Gizi & Nutrisi Gizi & Nutrisi

Vitamin B Kompleks Bantu Stabilkan Energi dan Fokus Anak

Morinaga ♦ 15 Januari 2026
Vitamin B Kompleks Bantu Stabilkan Energi dan Fokus Anak

Si Kecil yang aktif membutuhkan energi yang stabil sepanjang hari agar dapat bermain dan belajar tanpa mudah merasa lelah. Jika Si Kecil terlihat cepat letih, mudah rewel, atau sulit berkonsentrasi, itu bisa menjadi tanda bahwa tubuhnya kekurangan vitamin B. 

Vitamin B kompleks berperan penting dalam metabolisme energi dan menjaga stamina Si Kecil agar tetap optimal. Jika cadangan energi tubuh tercukupi, maka Si Kecil akan lebih bersemangat dalam menjalani aktivitas hariannya.

Manfaat Vitamin B Kompleks untuk Tubuh Anak

Bunda, vitamin B kompleks terdiri dari beberapa jenis vitamin yang bekerja sama untuk mendukung tumbuh kembang Si Kecil. Setiap jenis memiliki perannya masing-masing yang berkontribusi pada energi, fokus, dan stamina harian anak.

Energi Stabil Sepanjang Hari

Vitamin B1 (Tiamin) dan B3 (Niasin) merupakan kunci dalam metabolisme karbohidrat dalam tubuh. Tiamin berperan dalam mengubah glukosa menjadi energi dan mendukung fungsi saraf. Anak yang kekurangan B1 bisa mudah lelah, sulit fokus, atau tampak kurang bersemangat.

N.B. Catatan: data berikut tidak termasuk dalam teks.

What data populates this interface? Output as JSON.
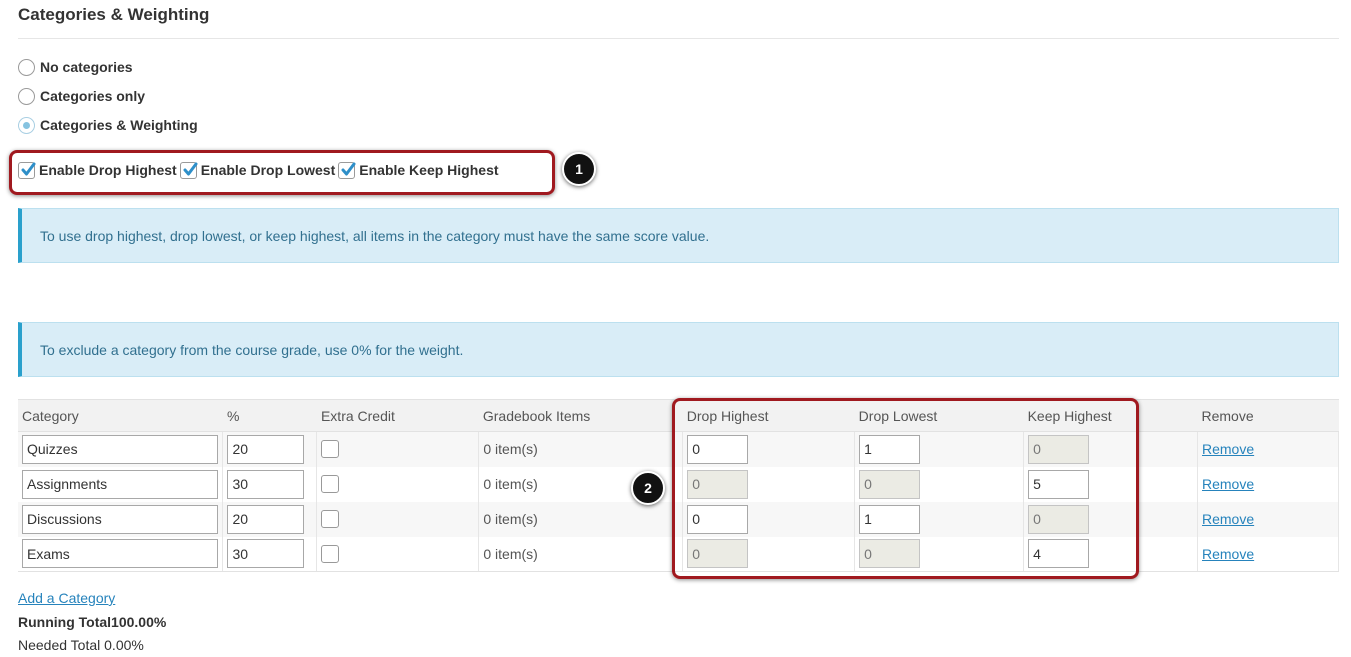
{
  "section_title": "Categories & Weighting",
  "radios": [
    {
      "label": "No categories",
      "selected": false
    },
    {
      "label": "Categories only",
      "selected": false
    },
    {
      "label": "Categories & Weighting",
      "selected": true
    }
  ],
  "options": {
    "drop_highest": "Enable Drop Highest",
    "drop_lowest": "Enable Drop Lowest",
    "keep_highest": "Enable Keep Highest"
  },
  "badges": {
    "one": "1",
    "two": "2"
  },
  "info": {
    "drop_note": "To use drop highest, drop lowest, or keep highest, all items in the category must have the same score value.",
    "exclude_note": "To exclude a category from the course grade, use 0% for the weight."
  },
  "table": {
    "headers": {
      "category": "Category",
      "percent": "%",
      "extra_credit": "Extra Credit",
      "gradebook_items": "Gradebook Items",
      "drop_highest": "Drop Highest",
      "drop_lowest": "Drop Lowest",
      "keep_highest": "Keep Highest",
      "remove": "Remove"
    },
    "rows": [
      {
        "category": "Quizzes",
        "percent": "20",
        "items": "0 item(s)",
        "drop_highest": "0",
        "drop_lowest": "1",
        "keep_highest": "0",
        "remove": "Remove"
      },
      {
        "category": "Assignments",
        "percent": "30",
        "items": "0 item(s)",
        "drop_highest": "0",
        "drop_lowest": "0",
        "keep_highest": "5",
        "remove": "Remove"
      },
      {
        "category": "Discussions",
        "percent": "20",
        "items": "0 item(s)",
        "drop_highest": "0",
        "drop_lowest": "1",
        "keep_highest": "0",
        "remove": "Remove"
      },
      {
        "category": "Exams",
        "percent": "30",
        "items": "0 item(s)",
        "drop_highest": "0",
        "drop_lowest": "0",
        "keep_highest": "4",
        "remove": "Remove"
      }
    ]
  },
  "add_category": "Add a Category",
  "running_total": "Running Total100.00%",
  "needed_total": "Needed Total 0.00%",
  "colors": {
    "annotation": "#a0191f",
    "info_bg": "#d9edf7",
    "link": "#2683bc"
  }
}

Sementara itu, Niasin membantu tubuh memetabolisme karbohidrat dan lemak sehingga energi yang dihasilkan lebih stabil. Niasin juga penting untuk kesehatan kulit dan sistem pencernaan. Tidak seperti vitamin B lainnya, Niasin sangat stabil terhadap panas, sehingga kandungannya tidak mudah rusak selama proses memasak. Energi yang stabil membantu Si Kecil menjaga fokus saat belajar dan tetap aktif bermain sepanjang hari.

Fokus Belajar dan Konsentrasi

Vitamin B6 (Piridoksin) dan B12 (Kobalamin) mendukung kerja saraf dan otak. Keduanya membantu tubuh memproduksi neurotransmitter, yaitu zat kimia otak yang mengatur emosi, konsentrasi, dan respons anak terhadap lingkungan. Di sinilah peran neurotransmitter dalam membantu kestabilan suasana hati dan fokus Si Kecil. Serotonin berperan dalam mengatur suasana hati Si Kecil, dopamin berperan dalam mengatur fokus dan motivasi, sementara GABA membantu Si Kecil merasa tenang.

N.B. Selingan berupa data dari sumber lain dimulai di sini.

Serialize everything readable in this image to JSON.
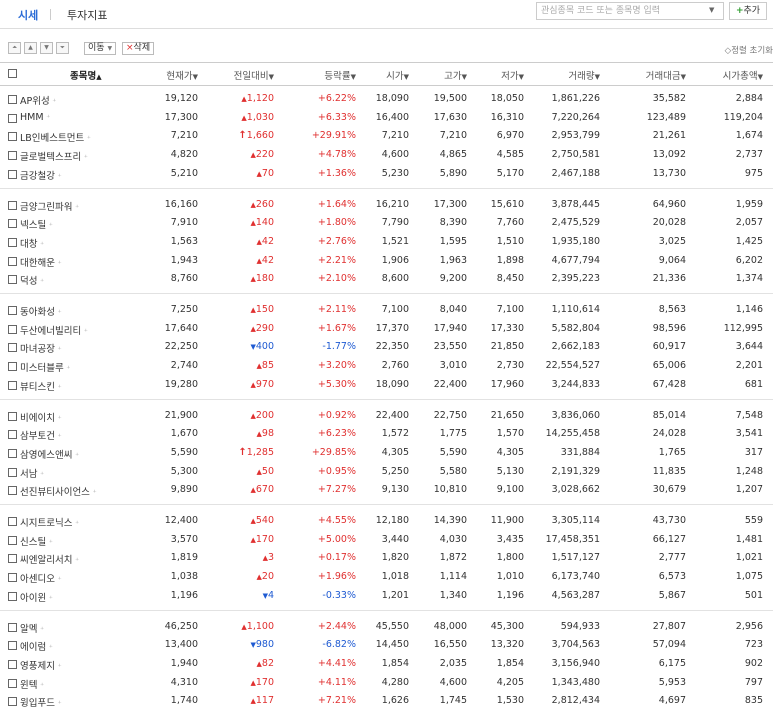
{
  "tabs": [
    {
      "label": "시세",
      "active": true
    },
    {
      "label": "투자지표",
      "active": false
    }
  ],
  "search": {
    "placeholder": "관심종목 코드 또는 종목명 입력"
  },
  "add_button": {
    "plus": "+",
    "label": "추가"
  },
  "toolbar": {
    "move_label": "이동",
    "delete_label": "삭제",
    "sort_label": "◇정렬 초기화"
  },
  "columns": [
    "종목명",
    "현재가",
    "전일대비",
    "등락률",
    "시가",
    "고가",
    "저가",
    "거래량",
    "거래대금",
    "시가총액"
  ],
  "colors": {
    "up": "#e03030",
    "down": "#1e5ad2",
    "accent": "#2a6bd6"
  },
  "rows": [
    {
      "name": "AP위성",
      "price": "19,120",
      "chg_sym": "▲",
      "chg": "1,120",
      "rate": "+6.22%",
      "open": "18,090",
      "high": "19,500",
      "low": "18,050",
      "vol": "1,861,226",
      "amt": "35,582",
      "cap": "2,884",
      "dir": "up"
    },
    {
      "name": "HMM",
      "price": "17,300",
      "chg_sym": "▲",
      "chg": "1,030",
      "rate": "+6.33%",
      "open": "16,400",
      "high": "17,630",
      "low": "16,310",
      "vol": "7,220,264",
      "amt": "123,489",
      "cap": "119,204",
      "dir": "up"
    },
    {
      "name": "LB인베스트먼트",
      "price": "7,210",
      "chg_sym": "↑",
      "chg": "1,660",
      "rate": "+29.91%",
      "open": "7,210",
      "high": "7,210",
      "low": "6,970",
      "vol": "2,953,799",
      "amt": "21,261",
      "cap": "1,674",
      "dir": "up"
    },
    {
      "name": "글로벌텍스프리",
      "price": "4,820",
      "chg_sym": "▲",
      "chg": "220",
      "rate": "+4.78%",
      "open": "4,600",
      "high": "4,865",
      "low": "4,585",
      "vol": "2,750,581",
      "amt": "13,092",
      "cap": "2,737",
      "dir": "up"
    },
    {
      "name": "금강철강",
      "price": "5,210",
      "chg_sym": "▲",
      "chg": "70",
      "rate": "+1.36%",
      "open": "5,230",
      "high": "5,890",
      "low": "5,170",
      "vol": "2,467,188",
      "amt": "13,730",
      "cap": "975",
      "dir": "up"
    },
    {
      "name": "금양그린파워",
      "price": "16,160",
      "chg_sym": "▲",
      "chg": "260",
      "rate": "+1.64%",
      "open": "16,210",
      "high": "17,300",
      "low": "15,610",
      "vol": "3,878,445",
      "amt": "64,960",
      "cap": "1,959",
      "dir": "up"
    },
    {
      "name": "넥스틸",
      "price": "7,910",
      "chg_sym": "▲",
      "chg": "140",
      "rate": "+1.80%",
      "open": "7,790",
      "high": "8,390",
      "low": "7,760",
      "vol": "2,475,529",
      "amt": "20,028",
      "cap": "2,057",
      "dir": "up"
    },
    {
      "name": "대창",
      "price": "1,563",
      "chg_sym": "▲",
      "chg": "42",
      "rate": "+2.76%",
      "open": "1,521",
      "high": "1,595",
      "low": "1,510",
      "vol": "1,935,180",
      "amt": "3,025",
      "cap": "1,425",
      "dir": "up"
    },
    {
      "name": "대한해운",
      "price": "1,943",
      "chg_sym": "▲",
      "chg": "42",
      "rate": "+2.21%",
      "open": "1,906",
      "high": "1,963",
      "low": "1,898",
      "vol": "4,677,794",
      "amt": "9,064",
      "cap": "6,202",
      "dir": "up"
    },
    {
      "name": "덕성",
      "price": "8,760",
      "chg_sym": "▲",
      "chg": "180",
      "rate": "+2.10%",
      "open": "8,600",
      "high": "9,200",
      "low": "8,450",
      "vol": "2,395,223",
      "amt": "21,336",
      "cap": "1,374",
      "dir": "up"
    },
    {
      "name": "동아화성",
      "price": "7,250",
      "chg_sym": "▲",
      "chg": "150",
      "rate": "+2.11%",
      "open": "7,100",
      "high": "8,040",
      "low": "7,100",
      "vol": "1,110,614",
      "amt": "8,563",
      "cap": "1,146",
      "dir": "up"
    },
    {
      "name": "두산에너빌리티",
      "price": "17,640",
      "chg_sym": "▲",
      "chg": "290",
      "rate": "+1.67%",
      "open": "17,370",
      "high": "17,940",
      "low": "17,330",
      "vol": "5,582,804",
      "amt": "98,596",
      "cap": "112,995",
      "dir": "up"
    },
    {
      "name": "마녀공장",
      "price": "22,250",
      "chg_sym": "▼",
      "chg": "400",
      "rate": "-1.77%",
      "open": "22,350",
      "high": "23,550",
      "low": "21,850",
      "vol": "2,662,183",
      "amt": "60,917",
      "cap": "3,644",
      "dir": "down"
    },
    {
      "name": "미스터블루",
      "price": "2,740",
      "chg_sym": "▲",
      "chg": "85",
      "rate": "+3.20%",
      "open": "2,760",
      "high": "3,010",
      "low": "2,730",
      "vol": "22,554,527",
      "amt": "65,006",
      "cap": "2,201",
      "dir": "up"
    },
    {
      "name": "뷰티스킨",
      "price": "19,280",
      "chg_sym": "▲",
      "chg": "970",
      "rate": "+5.30%",
      "open": "18,090",
      "high": "22,400",
      "low": "17,960",
      "vol": "3,244,833",
      "amt": "67,428",
      "cap": "681",
      "dir": "up"
    },
    {
      "name": "비에이치",
      "price": "21,900",
      "chg_sym": "▲",
      "chg": "200",
      "rate": "+0.92%",
      "open": "22,400",
      "high": "22,750",
      "low": "21,650",
      "vol": "3,836,060",
      "amt": "85,014",
      "cap": "7,548",
      "dir": "up"
    },
    {
      "name": "삼부토건",
      "price": "1,670",
      "chg_sym": "▲",
      "chg": "98",
      "rate": "+6.23%",
      "open": "1,572",
      "high": "1,775",
      "low": "1,570",
      "vol": "14,255,458",
      "amt": "24,028",
      "cap": "3,541",
      "dir": "up"
    },
    {
      "name": "삼영에스앤씨",
      "price": "5,590",
      "chg_sym": "↑",
      "chg": "1,285",
      "rate": "+29.85%",
      "open": "4,305",
      "high": "5,590",
      "low": "4,305",
      "vol": "331,884",
      "amt": "1,765",
      "cap": "317",
      "dir": "up"
    },
    {
      "name": "서남",
      "price": "5,300",
      "chg_sym": "▲",
      "chg": "50",
      "rate": "+0.95%",
      "open": "5,250",
      "high": "5,580",
      "low": "5,130",
      "vol": "2,191,329",
      "amt": "11,835",
      "cap": "1,248",
      "dir": "up"
    },
    {
      "name": "선진뷰티사이언스",
      "price": "9,890",
      "chg_sym": "▲",
      "chg": "670",
      "rate": "+7.27%",
      "open": "9,130",
      "high": "10,810",
      "low": "9,100",
      "vol": "3,028,662",
      "amt": "30,679",
      "cap": "1,207",
      "dir": "up"
    },
    {
      "name": "시지트로닉스",
      "price": "12,400",
      "chg_sym": "▲",
      "chg": "540",
      "rate": "+4.55%",
      "open": "12,180",
      "high": "14,390",
      "low": "11,900",
      "vol": "3,305,114",
      "amt": "43,730",
      "cap": "559",
      "dir": "up"
    },
    {
      "name": "신스틸",
      "price": "3,570",
      "chg_sym": "▲",
      "chg": "170",
      "rate": "+5.00%",
      "open": "3,440",
      "high": "4,030",
      "low": "3,435",
      "vol": "17,458,351",
      "amt": "66,127",
      "cap": "1,481",
      "dir": "up"
    },
    {
      "name": "씨엔알리서치",
      "price": "1,819",
      "chg_sym": "▲",
      "chg": "3",
      "rate": "+0.17%",
      "open": "1,820",
      "high": "1,872",
      "low": "1,800",
      "vol": "1,517,127",
      "amt": "2,777",
      "cap": "1,021",
      "dir": "up"
    },
    {
      "name": "아센디오",
      "price": "1,038",
      "chg_sym": "▲",
      "chg": "20",
      "rate": "+1.96%",
      "open": "1,018",
      "high": "1,114",
      "low": "1,010",
      "vol": "6,173,740",
      "amt": "6,573",
      "cap": "1,075",
      "dir": "up"
    },
    {
      "name": "아이윈",
      "price": "1,196",
      "chg_sym": "▼",
      "chg": "4",
      "rate": "-0.33%",
      "open": "1,201",
      "high": "1,340",
      "low": "1,196",
      "vol": "4,563,287",
      "amt": "5,867",
      "cap": "501",
      "dir": "down"
    },
    {
      "name": "알멕",
      "price": "46,250",
      "chg_sym": "▲",
      "chg": "1,100",
      "rate": "+2.44%",
      "open": "45,550",
      "high": "48,000",
      "low": "45,300",
      "vol": "594,933",
      "amt": "27,807",
      "cap": "2,956",
      "dir": "up"
    },
    {
      "name": "에이럼",
      "price": "13,400",
      "chg_sym": "▼",
      "chg": "980",
      "rate": "-6.82%",
      "open": "14,450",
      "high": "16,550",
      "low": "13,320",
      "vol": "3,704,563",
      "amt": "57,094",
      "cap": "723",
      "dir": "down"
    },
    {
      "name": "영풍제지",
      "price": "1,940",
      "chg_sym": "▲",
      "chg": "82",
      "rate": "+4.41%",
      "open": "1,854",
      "high": "2,035",
      "low": "1,854",
      "vol": "3,156,940",
      "amt": "6,175",
      "cap": "902",
      "dir": "up"
    },
    {
      "name": "윈텍",
      "price": "4,310",
      "chg_sym": "▲",
      "chg": "170",
      "rate": "+4.11%",
      "open": "4,280",
      "high": "4,600",
      "low": "4,205",
      "vol": "1,343,480",
      "amt": "5,953",
      "cap": "797",
      "dir": "up"
    },
    {
      "name": "윙입푸드",
      "price": "1,740",
      "chg_sym": "▲",
      "chg": "117",
      "rate": "+7.21%",
      "open": "1,626",
      "high": "1,745",
      "low": "1,530",
      "vol": "2,812,434",
      "amt": "4,697",
      "cap": "835",
      "dir": "up"
    }
  ]
}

Dengan asupan vitamin B6 dan B12 yang cukup, Si Kecil bisa lebih mudah berkonsentrasi, tidak cepat terdistraksi, lebih cepat memahami tugas, dan punya kontrol emosi yang lebih stabil. Ini penting terutama untuk anak yang sedang memasuki usia sekolah.

Pembentukan Sel Darah Merah dan Oksigenasi

Vitamin B9 (Asam Folat) dan B12 mendukung produksi sel darah merah yang sehat. Sel darah merah inilah yang membawa oksigen ke seluruh tubuh, termasuk ke otak. Ketika asupan vitamin B9 dan B12 cukup, aliran oksigen ke otak akan lancar, stamina terjaga, Si Kecil lebih jarang merasa lemas, dan kemampuannya memproses informasi lebih baik.

Sebaliknya, kekurangan vitamin B9 atau B12 dapat menyebabkan anemia yang ditandai dengan cepat lelah, lesu, atau tampak kurang berenergi. Ketersediaan oksigen yang baik sangat penting untuk metabolisme harian Si Kecil. Dengan metabolisme yang lancar, Si Kecil dapat bermain, belajar, dan berinteraksi dengan optimal.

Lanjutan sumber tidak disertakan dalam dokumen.